Home Page

Thursday, August 7, 2008

Chanterelle and Zucchini Frittata


I have started making lots of frittata's for dinner. This summer I signed up for a local organic farm weekly CSA delivery, and frittata's are a great way to use up vegetables that I otherwise would have no idea what to do with. In fact, there have been times that I didn't even know what the vegetables were. Those nights we have "mystery frittata". Also, the kids will eat just about ANY frittata.

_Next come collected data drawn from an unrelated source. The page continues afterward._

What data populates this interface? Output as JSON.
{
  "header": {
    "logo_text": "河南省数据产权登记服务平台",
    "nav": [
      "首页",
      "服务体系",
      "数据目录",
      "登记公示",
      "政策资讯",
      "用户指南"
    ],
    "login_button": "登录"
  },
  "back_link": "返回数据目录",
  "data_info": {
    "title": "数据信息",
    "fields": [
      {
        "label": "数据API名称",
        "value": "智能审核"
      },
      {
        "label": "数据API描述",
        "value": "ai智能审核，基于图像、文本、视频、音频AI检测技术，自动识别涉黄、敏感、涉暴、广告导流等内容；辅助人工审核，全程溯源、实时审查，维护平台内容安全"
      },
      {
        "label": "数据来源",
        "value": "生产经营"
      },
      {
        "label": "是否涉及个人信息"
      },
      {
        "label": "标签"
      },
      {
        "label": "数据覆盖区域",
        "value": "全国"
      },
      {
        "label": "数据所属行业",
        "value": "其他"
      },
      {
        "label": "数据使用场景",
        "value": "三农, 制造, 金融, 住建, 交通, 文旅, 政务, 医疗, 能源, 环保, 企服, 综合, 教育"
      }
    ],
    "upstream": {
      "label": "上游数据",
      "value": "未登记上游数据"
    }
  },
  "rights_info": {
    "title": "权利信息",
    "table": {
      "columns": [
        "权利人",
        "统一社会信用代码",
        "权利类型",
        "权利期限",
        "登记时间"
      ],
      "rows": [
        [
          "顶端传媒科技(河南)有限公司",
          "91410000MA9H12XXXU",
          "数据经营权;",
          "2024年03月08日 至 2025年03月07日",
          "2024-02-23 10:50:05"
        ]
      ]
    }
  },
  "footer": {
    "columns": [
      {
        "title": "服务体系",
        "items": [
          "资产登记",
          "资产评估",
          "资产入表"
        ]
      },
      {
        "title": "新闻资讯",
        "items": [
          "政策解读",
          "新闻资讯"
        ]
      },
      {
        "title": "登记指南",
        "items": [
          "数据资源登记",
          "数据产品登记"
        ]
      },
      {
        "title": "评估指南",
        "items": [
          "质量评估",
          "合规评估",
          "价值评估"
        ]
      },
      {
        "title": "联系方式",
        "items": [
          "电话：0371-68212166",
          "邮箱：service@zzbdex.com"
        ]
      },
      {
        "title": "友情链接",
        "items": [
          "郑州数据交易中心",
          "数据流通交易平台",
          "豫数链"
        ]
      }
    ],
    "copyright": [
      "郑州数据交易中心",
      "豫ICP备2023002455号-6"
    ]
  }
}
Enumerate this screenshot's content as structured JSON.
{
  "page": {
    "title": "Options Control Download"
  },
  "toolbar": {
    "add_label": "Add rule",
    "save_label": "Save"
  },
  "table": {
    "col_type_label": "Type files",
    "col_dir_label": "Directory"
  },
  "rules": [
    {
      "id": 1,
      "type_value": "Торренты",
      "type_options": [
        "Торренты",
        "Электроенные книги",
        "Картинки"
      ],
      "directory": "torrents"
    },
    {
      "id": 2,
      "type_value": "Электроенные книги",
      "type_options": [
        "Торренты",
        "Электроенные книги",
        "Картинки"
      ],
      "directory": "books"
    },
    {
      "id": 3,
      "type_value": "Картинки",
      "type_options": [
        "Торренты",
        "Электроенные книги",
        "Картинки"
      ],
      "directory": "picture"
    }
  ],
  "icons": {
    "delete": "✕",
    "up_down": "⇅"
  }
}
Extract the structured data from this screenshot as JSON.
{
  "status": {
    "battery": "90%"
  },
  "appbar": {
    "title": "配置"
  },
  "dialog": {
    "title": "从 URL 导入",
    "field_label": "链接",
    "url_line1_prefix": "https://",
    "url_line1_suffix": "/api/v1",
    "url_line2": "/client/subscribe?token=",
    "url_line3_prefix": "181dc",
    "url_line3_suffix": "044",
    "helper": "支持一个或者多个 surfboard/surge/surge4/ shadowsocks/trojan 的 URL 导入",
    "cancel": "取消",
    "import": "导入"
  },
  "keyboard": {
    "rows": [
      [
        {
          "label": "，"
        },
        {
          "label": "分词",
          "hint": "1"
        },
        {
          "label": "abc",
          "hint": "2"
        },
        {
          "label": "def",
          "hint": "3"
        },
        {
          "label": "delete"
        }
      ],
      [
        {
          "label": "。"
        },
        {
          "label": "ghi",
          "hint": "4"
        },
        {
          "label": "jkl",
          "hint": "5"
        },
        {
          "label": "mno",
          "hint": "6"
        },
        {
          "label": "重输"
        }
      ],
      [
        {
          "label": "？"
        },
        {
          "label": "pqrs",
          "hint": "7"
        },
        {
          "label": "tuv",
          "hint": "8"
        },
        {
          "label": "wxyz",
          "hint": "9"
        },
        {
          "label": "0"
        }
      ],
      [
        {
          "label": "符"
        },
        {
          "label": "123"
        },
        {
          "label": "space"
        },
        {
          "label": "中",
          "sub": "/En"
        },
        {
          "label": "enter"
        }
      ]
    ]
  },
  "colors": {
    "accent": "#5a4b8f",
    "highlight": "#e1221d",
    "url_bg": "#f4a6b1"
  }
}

So I can hide all sorts of obscenely healthy stuff in there!

I generally follow the same basic frittata recipe and add in my chosen veggies/cheese/meat for the night.



Chanterelle and Zucchini Frittata

1 cup fresh golden chanterelles, chopped
1 small zucchini, chopped
1 small onion, chopped
1 clove garlic, minced
1 tbsp butter
8 eggs, beaten
1/4 cup skim milk
1/4 tsp each salt and pepper
dash hot sauce
1oz finely grated grano padano cheese

1. Saute onion, garlic, zucchini and chanterelles in butter until soft in a 8" non-stick skillet (make sure the handle of your skillet is oven proof).

2. Beat eggs with milk, salt, pepper and hot sauce. Pour over veggies in skillet.

3. Cook over med-low heat until bottom and edges of frittata are set (about 7 minutes). Sprinkle with cheese and place skillet until broiler until eggs are set in the middle and the cheese is golden brown.

4. Slice into 4 slices (a lot of frittata recipes say that they serve 6, but if you're eating this as a main dish, I'd say 4 is a more realistic serving size).